No entanto, cumpre referir que o projecto de lei procura algumas inovações, ao nível da letra, mas também do espírito, do articulado, que se não revelam, no entendimento da Comissão, como as mais adequadas.

26. Na óptica da eventual adequação do projecto à realidade social envolvente, a Comissão é de opinião que o articulado procura não enveredar por qualquer discriminação, designadamente negativa, de algum credo ou confissão. Esta, uma das traves mestras com a qual a Comissão de Assuntos Constitucionais, Direitos, Liberdades e Garantias, sempre concordou, como se pode verificar pelo parecer n.º 7/96, sobre articulado idêntico, ou parecido.
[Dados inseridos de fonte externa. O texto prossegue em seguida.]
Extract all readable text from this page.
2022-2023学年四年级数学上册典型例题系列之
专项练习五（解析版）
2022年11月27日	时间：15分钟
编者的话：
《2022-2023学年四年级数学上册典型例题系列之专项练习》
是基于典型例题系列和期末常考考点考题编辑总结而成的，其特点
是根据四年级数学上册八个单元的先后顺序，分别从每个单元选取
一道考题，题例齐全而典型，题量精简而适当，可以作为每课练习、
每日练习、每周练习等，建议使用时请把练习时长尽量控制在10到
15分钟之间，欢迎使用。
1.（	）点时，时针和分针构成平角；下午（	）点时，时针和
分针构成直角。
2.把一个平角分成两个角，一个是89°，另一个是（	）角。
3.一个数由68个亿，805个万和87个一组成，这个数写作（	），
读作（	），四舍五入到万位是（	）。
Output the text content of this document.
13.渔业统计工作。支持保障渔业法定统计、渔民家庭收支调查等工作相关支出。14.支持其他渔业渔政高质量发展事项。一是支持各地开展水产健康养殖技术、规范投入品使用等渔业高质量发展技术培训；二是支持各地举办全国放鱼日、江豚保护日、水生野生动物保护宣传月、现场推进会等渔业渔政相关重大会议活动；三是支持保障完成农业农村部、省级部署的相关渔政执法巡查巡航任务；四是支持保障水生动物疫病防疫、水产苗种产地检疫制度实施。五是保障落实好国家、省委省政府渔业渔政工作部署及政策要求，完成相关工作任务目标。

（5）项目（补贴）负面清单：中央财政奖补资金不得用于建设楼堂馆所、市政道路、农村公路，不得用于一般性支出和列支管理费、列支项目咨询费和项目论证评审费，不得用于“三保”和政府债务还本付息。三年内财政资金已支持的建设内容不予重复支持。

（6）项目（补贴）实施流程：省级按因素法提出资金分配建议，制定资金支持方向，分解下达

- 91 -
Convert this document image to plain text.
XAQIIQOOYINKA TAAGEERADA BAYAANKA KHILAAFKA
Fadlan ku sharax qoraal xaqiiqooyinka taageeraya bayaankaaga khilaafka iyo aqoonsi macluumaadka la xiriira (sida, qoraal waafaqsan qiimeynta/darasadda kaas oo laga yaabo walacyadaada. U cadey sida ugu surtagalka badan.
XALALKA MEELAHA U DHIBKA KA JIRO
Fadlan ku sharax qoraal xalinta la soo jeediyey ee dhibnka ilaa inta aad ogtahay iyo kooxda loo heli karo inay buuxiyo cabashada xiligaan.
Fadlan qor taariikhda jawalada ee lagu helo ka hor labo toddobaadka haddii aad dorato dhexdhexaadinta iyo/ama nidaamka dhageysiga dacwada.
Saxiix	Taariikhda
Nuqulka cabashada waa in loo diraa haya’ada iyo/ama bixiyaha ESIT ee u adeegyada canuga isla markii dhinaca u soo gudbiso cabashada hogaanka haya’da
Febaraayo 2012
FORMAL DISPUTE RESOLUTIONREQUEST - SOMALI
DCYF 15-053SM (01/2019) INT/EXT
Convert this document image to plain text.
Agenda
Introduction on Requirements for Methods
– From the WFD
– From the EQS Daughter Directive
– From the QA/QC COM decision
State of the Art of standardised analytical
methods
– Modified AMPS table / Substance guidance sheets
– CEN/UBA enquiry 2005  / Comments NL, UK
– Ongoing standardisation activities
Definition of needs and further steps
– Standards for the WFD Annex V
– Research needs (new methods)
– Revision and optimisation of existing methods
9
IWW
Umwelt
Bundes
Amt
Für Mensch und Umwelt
27. No que toca ao conteúdo, e conforme já adiantado, ele apresenta-se, na sua globalidade, com um cariz positivo — até porque idêntico juízo havia merecido o anterior projecto de lei — sem prejuízo das muitas sugestões adiante expressas.

Ou se a, e tal como o anterior projecto de lei que agora se procura reproduzir, pretende-se a prossecução de vários objectivos idóneos como sejam a actualização e localização da lei vigente.

28. À guisa de conclusão parcelar, a Comissão e, pelo exposto, de parecer favorável aos princípios gerais do projecto, sem prejuízo de, conforme acima referido, formular diversas sugestões, que justificam a apresentação de um articulado alternativo.

De seguida, procede-se à análise na especialidade, dando-se conta das objecções e consequentes sugestões de alteração.

 

V

NA ESPECIALIDADE

28. Artigo 1.º — (Âmbito de aplicação) cfr. Art. 1.º do articulado alternativo — Este artigo recorta o âmbito de aplicação pretendido para a futura lei. Precisa, no seu n.º 1, que se destina a regular a «liberdade das convicções religiosas e a liberdade de prática religiosa que não estejam reguladas por instrumentos de direito internacional vigentes.».

A sua fonte parece ser a do correspondente artigo 1.º do projecto de lei n.º 1/V/95. No entanto, ao proceder à alteração de terminologia, opera-se, salvo melhor opinião, também uma alteração conceptual.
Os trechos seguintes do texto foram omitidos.